The common currency started to circulate inside the Baltic republic with the arrival of the new year, making the country the member of the eurozone
by Emiliano Biaggio
Latvia is officially the eighteenth Euro area member state. The country introduced the european currency the 1st of January, and next thursday in Riga will be hold the celebrations for the historical event, both for Latvia and for European Union. For Latvia, after a cold war spent in the eastern bloc and after decades of communism and russian rule, the adoption of the euro represents the pick of the political and historical rebirth together with the beginning of the euro era; for the European Union the arrival of Latvia into the Europe-wide currency bloc represents another remarkable step towards a stronger integration. In Riga as well as in Brussels the political leader are celebrating this new chapter of the european history.
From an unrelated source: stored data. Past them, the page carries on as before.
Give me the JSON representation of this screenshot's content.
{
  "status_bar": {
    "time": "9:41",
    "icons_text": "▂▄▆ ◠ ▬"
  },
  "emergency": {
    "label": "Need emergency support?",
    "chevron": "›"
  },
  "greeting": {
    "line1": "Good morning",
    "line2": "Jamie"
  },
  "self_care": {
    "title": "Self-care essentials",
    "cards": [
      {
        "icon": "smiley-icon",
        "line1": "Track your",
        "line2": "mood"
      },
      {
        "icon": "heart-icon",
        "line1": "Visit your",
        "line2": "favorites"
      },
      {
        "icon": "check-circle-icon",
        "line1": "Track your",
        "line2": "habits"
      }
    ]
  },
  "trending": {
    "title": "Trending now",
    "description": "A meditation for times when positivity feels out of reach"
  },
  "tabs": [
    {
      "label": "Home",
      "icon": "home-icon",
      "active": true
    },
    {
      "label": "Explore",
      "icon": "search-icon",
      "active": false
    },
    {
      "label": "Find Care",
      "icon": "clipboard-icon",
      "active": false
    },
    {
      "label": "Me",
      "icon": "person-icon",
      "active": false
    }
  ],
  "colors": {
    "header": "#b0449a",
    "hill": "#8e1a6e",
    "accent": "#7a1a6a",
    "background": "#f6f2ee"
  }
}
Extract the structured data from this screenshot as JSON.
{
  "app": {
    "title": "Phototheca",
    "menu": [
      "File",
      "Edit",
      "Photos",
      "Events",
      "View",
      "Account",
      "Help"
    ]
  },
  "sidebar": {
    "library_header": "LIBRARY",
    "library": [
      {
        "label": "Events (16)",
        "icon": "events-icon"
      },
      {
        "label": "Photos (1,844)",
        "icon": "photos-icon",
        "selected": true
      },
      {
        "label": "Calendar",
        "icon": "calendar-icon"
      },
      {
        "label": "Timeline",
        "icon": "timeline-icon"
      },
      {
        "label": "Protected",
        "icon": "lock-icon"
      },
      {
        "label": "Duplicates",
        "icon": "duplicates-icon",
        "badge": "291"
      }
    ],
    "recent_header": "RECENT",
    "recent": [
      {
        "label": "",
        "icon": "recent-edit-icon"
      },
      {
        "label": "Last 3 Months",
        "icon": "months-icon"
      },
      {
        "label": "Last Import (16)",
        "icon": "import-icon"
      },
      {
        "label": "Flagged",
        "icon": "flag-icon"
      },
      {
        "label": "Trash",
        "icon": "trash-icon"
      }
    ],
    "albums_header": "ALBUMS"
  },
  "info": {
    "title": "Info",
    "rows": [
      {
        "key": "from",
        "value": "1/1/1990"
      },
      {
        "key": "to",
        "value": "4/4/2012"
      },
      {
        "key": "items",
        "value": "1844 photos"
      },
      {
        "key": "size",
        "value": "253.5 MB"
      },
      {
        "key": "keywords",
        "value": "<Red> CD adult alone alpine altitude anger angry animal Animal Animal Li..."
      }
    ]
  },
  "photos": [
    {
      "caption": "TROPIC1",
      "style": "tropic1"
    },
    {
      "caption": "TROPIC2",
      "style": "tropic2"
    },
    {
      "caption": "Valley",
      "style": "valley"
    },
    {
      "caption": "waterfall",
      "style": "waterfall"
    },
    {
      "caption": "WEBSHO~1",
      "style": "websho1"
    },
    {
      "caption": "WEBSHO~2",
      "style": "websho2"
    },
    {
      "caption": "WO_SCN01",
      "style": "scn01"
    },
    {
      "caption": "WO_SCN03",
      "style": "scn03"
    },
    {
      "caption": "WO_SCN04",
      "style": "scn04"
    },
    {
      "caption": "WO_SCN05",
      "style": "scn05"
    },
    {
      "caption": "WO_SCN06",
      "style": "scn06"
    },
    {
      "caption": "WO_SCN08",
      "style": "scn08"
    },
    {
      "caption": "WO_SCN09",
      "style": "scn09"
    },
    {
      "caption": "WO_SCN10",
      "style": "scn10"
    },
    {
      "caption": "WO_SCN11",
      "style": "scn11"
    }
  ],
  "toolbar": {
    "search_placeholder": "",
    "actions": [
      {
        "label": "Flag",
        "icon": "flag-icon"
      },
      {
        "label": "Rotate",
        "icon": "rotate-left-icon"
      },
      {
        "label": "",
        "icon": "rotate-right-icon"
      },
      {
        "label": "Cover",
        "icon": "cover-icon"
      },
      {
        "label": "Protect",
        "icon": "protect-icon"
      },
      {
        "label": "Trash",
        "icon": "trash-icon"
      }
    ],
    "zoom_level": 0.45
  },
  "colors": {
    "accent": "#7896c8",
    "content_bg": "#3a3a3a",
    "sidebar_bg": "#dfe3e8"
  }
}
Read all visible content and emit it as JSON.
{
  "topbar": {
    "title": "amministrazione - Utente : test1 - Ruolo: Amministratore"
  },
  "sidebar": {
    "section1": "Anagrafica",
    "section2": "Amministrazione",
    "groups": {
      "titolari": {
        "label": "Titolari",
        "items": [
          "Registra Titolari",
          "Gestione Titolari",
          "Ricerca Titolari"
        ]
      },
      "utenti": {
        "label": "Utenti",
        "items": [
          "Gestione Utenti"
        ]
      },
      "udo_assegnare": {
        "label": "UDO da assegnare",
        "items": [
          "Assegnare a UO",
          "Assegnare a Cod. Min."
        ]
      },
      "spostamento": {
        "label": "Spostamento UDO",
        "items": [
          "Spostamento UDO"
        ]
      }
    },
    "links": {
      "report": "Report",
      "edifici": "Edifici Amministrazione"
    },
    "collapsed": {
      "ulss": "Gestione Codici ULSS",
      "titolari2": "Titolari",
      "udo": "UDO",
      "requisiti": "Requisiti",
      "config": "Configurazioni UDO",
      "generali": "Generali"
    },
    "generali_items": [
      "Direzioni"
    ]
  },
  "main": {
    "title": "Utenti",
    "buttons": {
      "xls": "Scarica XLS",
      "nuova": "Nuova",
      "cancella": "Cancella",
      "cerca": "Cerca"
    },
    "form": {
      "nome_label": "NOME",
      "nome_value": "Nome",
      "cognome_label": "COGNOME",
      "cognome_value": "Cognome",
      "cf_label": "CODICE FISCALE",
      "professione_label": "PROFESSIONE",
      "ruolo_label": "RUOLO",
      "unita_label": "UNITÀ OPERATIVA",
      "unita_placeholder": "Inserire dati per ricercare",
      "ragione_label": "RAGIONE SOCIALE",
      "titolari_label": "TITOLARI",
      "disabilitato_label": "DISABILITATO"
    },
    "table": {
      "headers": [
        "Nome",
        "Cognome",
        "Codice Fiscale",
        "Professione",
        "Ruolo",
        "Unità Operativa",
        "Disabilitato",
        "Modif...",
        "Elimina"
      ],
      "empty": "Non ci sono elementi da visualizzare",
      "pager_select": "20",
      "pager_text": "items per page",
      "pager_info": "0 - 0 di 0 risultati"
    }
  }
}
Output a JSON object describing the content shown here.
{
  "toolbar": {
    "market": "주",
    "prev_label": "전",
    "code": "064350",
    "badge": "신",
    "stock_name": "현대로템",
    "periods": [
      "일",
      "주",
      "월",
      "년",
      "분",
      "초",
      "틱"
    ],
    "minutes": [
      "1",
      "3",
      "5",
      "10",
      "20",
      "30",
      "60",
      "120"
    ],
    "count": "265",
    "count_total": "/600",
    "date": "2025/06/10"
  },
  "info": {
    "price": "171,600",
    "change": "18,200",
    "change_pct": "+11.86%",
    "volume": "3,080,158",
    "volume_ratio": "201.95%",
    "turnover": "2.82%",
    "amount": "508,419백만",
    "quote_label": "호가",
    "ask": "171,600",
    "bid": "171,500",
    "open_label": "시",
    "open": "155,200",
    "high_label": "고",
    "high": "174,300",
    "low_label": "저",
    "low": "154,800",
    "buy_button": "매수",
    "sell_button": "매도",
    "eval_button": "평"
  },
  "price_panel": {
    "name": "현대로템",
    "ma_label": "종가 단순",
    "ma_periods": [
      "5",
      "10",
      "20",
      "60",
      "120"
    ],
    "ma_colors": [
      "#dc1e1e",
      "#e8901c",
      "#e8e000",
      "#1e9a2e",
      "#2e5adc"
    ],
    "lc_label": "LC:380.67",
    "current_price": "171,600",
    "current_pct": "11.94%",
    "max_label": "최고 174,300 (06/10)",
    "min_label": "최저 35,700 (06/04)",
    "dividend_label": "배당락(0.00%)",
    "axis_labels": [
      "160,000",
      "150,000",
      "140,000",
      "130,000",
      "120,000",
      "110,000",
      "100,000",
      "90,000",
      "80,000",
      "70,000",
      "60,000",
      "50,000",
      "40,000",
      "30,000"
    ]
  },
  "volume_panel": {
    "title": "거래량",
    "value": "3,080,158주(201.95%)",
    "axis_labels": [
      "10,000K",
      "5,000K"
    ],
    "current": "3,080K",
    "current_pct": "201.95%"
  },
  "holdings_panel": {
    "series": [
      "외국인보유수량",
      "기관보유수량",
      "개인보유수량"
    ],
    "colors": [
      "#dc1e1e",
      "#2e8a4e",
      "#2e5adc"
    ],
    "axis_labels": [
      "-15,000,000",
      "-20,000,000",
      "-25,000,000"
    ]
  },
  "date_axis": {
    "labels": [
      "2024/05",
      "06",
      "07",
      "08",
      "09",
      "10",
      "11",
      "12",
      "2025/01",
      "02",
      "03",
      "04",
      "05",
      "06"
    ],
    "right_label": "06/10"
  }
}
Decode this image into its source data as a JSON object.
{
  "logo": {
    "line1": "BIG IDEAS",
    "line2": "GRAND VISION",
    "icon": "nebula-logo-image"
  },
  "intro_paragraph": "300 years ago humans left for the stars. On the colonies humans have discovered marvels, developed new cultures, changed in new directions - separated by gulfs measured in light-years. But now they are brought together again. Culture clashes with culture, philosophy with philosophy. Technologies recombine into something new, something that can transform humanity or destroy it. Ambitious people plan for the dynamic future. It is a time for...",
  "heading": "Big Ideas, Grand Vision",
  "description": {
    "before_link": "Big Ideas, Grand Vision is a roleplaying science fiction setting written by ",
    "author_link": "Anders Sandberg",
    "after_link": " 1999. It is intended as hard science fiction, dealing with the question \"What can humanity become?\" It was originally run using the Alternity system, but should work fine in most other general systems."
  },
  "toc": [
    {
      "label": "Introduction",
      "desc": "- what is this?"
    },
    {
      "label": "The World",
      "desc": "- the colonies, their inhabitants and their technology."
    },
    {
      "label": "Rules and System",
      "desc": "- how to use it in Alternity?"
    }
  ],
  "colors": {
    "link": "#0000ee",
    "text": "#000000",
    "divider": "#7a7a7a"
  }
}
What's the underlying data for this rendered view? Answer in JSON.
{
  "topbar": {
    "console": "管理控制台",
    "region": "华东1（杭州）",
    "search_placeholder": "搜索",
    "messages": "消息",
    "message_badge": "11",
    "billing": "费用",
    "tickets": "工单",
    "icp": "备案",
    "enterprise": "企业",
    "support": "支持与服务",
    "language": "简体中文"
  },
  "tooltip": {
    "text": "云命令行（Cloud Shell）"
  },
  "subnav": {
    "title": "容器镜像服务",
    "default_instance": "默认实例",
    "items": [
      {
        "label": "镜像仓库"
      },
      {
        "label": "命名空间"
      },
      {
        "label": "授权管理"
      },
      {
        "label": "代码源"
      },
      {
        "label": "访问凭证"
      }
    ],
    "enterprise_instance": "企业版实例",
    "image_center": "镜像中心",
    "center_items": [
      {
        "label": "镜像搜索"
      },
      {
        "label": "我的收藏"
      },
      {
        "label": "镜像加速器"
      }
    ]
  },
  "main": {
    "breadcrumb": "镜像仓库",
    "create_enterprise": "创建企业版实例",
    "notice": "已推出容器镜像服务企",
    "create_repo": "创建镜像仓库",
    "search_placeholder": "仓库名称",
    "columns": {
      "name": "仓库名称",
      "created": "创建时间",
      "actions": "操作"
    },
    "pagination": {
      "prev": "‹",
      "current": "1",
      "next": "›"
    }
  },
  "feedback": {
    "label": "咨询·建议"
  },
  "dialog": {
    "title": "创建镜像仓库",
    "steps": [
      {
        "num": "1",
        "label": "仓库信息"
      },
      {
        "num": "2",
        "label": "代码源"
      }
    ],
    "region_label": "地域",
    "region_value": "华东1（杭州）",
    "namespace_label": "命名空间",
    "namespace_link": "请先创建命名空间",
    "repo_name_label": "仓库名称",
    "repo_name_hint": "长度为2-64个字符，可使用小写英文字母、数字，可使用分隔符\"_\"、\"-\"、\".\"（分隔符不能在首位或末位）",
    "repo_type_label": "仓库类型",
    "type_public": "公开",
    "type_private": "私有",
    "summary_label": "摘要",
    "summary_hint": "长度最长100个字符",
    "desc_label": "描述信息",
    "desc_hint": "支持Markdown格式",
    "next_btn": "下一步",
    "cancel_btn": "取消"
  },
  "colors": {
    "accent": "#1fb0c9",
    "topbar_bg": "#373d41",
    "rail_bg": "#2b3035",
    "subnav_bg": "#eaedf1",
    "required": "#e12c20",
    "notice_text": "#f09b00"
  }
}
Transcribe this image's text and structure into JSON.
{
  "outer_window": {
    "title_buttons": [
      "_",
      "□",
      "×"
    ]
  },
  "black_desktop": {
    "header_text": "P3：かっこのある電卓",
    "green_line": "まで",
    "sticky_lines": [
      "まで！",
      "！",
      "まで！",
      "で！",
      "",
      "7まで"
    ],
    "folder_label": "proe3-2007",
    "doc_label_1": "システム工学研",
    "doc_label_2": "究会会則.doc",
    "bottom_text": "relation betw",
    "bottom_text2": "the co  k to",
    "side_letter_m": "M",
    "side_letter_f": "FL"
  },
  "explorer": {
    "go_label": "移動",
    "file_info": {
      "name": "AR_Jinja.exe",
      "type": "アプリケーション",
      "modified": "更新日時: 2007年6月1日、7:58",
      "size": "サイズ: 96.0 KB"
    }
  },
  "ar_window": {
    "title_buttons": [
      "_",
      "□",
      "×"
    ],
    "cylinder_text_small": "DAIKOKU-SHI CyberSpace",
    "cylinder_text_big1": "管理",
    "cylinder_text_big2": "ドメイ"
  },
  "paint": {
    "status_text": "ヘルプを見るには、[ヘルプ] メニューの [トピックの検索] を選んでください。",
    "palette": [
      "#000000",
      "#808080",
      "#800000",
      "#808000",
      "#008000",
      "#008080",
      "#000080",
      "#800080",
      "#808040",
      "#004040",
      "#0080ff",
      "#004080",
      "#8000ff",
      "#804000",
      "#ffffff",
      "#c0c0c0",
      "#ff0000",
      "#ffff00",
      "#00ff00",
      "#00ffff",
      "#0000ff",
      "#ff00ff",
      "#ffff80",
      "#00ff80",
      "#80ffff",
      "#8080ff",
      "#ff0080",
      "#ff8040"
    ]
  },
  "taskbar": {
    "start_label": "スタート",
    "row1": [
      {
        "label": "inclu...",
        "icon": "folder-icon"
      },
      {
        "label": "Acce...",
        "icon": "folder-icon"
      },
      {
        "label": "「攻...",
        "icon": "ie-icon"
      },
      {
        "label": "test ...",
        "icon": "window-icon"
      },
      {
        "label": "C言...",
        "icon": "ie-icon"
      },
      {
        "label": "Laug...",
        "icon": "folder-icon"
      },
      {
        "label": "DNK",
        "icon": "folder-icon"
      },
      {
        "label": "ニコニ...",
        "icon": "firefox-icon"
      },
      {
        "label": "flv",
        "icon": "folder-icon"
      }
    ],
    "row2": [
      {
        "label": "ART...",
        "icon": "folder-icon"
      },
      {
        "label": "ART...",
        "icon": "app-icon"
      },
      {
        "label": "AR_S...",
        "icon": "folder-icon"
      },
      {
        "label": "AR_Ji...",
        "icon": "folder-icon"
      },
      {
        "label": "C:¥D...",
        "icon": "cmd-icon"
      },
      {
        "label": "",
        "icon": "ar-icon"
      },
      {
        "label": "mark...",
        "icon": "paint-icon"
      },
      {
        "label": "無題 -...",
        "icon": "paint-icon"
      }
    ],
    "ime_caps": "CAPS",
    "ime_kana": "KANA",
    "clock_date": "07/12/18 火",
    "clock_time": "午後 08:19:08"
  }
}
The adoption of the euro «is a big opportunity for Latvia’s economic development», said the country’s acting prime minister, Valdis Dombrovskis, withdrawing the first 10-euro banknote. «For Latvia it is the result of impressive efforts and the unwavering determination of the authorities and the Latvian people», said European Commission president José Manuel Barroso, happy for the latvian performance of last hours. In fact, according to a EU Commission survey, by the end of Thursday 2 January, 30 % of payments in shops were being made in euro only and 94 % of customers were getting their change in euro. Furthermore «no major problems were observed in banks or in the retail sector». Latvia will conclude the changeover period in two weeks. National currency Lat recall will run until the end of the first half of the month: it means that from Thursday 16 January the euro will be the only circulating currency in Latvia. In Brussels they have no doubts: «Thanks to careful preparations, the start of the changeover has been successful». Into the Baltic republic, on the contrary, there is concern among the populations: part of Latvia’s two million people fear prices rise because of the introduction of the new currency.